Wherever you stand on the block size limit debate, it is clear that change is overdue for both the Bitcoin client and the overall leadership of the project as a whole. AVC sums up what I think will happen best in his post Bitcoin is Dead, Long Live Bitcoin:
I personally believe we will see a fork accepted by the mining community at some point this year. And that will come with a new set of core developers and some governance about how decisions are made among that core developer team. But it could well take a massive collapse in the price of Bitcoin, breakdowns in the Bitcoin network, or worse to get there. And all of that could cause the whole house of cards to come crashing down. Anything is possible. Even the return of Satoshi to fix things as an AVC regular suggested to me in an email this morning.
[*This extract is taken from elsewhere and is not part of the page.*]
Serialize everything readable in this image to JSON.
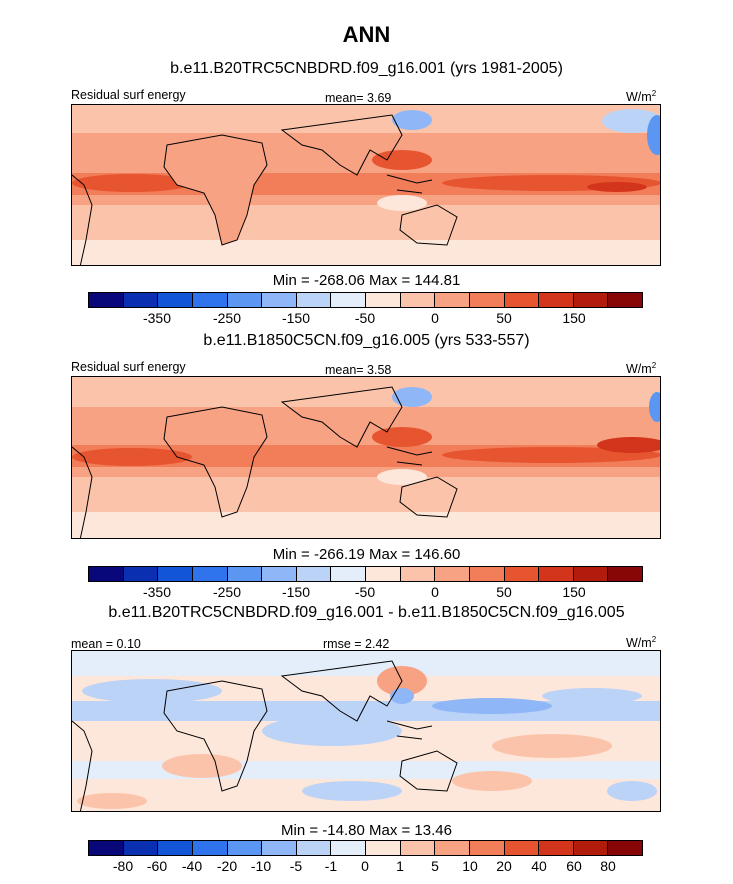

Bitcoin has always been declared an “experiment”, and always could fail if there were some fatal undiscovered flaw, but you could say that about most projects and companies at inception. When you are six years into attempting to build a global payment (or commodity) network, with the potential to completely revolutionise some very entrenched and powerful organisations there are bound to be growing pains and that is how I see the recent challenges.
With all that said, Bitcoin is very much alive, and the experiment continues. How many other digital tokens do you know that are worth in excess of $300, have been declared the best performing currency of 2015, and have a network of personal and business users spanning the entire globe? It would take a lot more than one failed change proposal to kill Bitcoin entirely.